In particular, they point to the statement put out after the much-talked-about meeting of the “troika” — Mr. Zardari, Mr. Gilani and Chief of the Army Staff Ashfaq Parvez Kayani — last Monday in which all three are supposed to have resolved to “protect and defend” the democratic process.

“This is a new democracy working against decades-old history of institutional mistrust and problems. Please give it some credit for respecting everyone and taking everyone along under the toughest of circumstances, despite getting a lot of unwarranted flak from an impatient media,” is yet another PPP refrain.

And, its main consolation is drawn from the prevailing state of affairs. “For all this hyper talk of ‘change,' who in their right mind would want to take charge of a state of affairs in which delivery is as tough as nails? Wouldn't it be better to have this government deal with all the dirt and get bogged down in the process so that by 2013, things would be calmer and more exciting to take charge of?”

While the government got a breather this week, the weekend will see another flurry of speculation with Gen. Musharraf's party launched, while the man himself makes his moves from London and via the social networking site, Facebook. Giving a clarion call of “Pakistan First” and signing off as “PM” — for Pervez Musharraf or Prime Minister, take your pick — the former President says this is the start of his comeback to Pakistan in time for the next general elections.

But, in the din of it all, governance — the lack of which provided legitimacy to some erstwhile flag-bearers of democracy to push for change with military help on the premise that ends justify the means — seems to have taken a back seat. The floods might have receded but the millions rendered destitute have fallen off the radar.

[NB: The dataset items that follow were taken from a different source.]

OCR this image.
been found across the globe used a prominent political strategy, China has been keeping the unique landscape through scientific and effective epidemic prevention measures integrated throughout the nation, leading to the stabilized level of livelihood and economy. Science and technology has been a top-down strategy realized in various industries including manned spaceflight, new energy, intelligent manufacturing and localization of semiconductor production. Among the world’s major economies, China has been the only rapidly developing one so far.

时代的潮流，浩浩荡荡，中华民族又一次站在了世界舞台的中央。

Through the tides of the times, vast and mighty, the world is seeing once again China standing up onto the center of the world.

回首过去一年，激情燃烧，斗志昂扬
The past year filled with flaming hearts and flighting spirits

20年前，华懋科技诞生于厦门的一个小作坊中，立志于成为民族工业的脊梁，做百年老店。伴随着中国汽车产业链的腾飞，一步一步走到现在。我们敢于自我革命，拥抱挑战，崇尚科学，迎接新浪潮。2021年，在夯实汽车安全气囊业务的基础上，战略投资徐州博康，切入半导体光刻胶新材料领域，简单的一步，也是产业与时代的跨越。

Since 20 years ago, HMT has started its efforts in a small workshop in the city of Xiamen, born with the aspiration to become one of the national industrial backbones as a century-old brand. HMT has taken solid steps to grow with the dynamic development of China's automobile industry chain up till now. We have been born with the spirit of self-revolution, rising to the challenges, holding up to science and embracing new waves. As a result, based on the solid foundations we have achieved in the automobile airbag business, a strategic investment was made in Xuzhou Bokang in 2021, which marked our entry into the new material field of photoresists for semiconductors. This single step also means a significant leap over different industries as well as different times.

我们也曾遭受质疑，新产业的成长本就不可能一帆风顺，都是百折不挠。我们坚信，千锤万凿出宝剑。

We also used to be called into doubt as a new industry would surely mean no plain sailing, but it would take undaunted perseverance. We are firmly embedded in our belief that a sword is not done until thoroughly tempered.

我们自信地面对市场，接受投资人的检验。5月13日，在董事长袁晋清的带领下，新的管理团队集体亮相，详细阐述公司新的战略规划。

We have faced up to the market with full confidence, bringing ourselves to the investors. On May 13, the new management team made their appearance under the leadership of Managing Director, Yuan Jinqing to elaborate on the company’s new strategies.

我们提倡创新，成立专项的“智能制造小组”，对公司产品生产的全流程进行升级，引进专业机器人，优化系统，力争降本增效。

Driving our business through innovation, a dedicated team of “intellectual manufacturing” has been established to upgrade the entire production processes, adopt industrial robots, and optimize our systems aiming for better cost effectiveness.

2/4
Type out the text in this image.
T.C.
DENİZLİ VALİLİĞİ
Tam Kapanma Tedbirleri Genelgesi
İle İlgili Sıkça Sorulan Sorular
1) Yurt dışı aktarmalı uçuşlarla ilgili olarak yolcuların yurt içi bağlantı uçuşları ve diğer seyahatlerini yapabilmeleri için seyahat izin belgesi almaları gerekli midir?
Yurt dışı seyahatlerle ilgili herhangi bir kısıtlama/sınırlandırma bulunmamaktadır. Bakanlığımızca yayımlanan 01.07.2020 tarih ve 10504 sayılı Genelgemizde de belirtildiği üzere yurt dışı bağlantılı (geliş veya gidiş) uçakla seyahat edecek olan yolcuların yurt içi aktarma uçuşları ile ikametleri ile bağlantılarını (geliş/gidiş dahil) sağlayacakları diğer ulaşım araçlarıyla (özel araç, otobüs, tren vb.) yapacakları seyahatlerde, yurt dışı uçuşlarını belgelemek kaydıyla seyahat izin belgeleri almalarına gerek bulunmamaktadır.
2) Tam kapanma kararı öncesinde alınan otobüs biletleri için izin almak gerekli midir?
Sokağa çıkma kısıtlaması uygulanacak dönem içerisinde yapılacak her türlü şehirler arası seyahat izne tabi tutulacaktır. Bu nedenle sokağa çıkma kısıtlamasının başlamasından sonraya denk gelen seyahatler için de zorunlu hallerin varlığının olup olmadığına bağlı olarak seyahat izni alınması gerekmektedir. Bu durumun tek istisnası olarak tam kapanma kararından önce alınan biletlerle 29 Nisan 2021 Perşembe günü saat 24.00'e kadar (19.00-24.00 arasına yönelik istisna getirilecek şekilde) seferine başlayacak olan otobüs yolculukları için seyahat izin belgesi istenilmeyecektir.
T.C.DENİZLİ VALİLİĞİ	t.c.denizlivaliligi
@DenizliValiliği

In the crucial reconstruction phase, the floods no longer make it to the headlines as politicking takes precedence. And, instead of taking the government to task for all its ills and making it perform, conspiracy theories and concrete plans — call it what you will, as the truth probably lies somewhere in between — have kept the ruling dispensation engaged in a fight for survival.

Footnote: Arshad Sami Khan, Chief of Protocol of Benazir Bhutto and father of Adnan Sami, recalls in his book Three Presidents and an aide: Life, Power & Politics that he got the first inkling of her imminent ouster when a relative came to borrow his sherwani for Ghulam Mustafa Jatoi for the swearing-in ceremony later in the afternoon!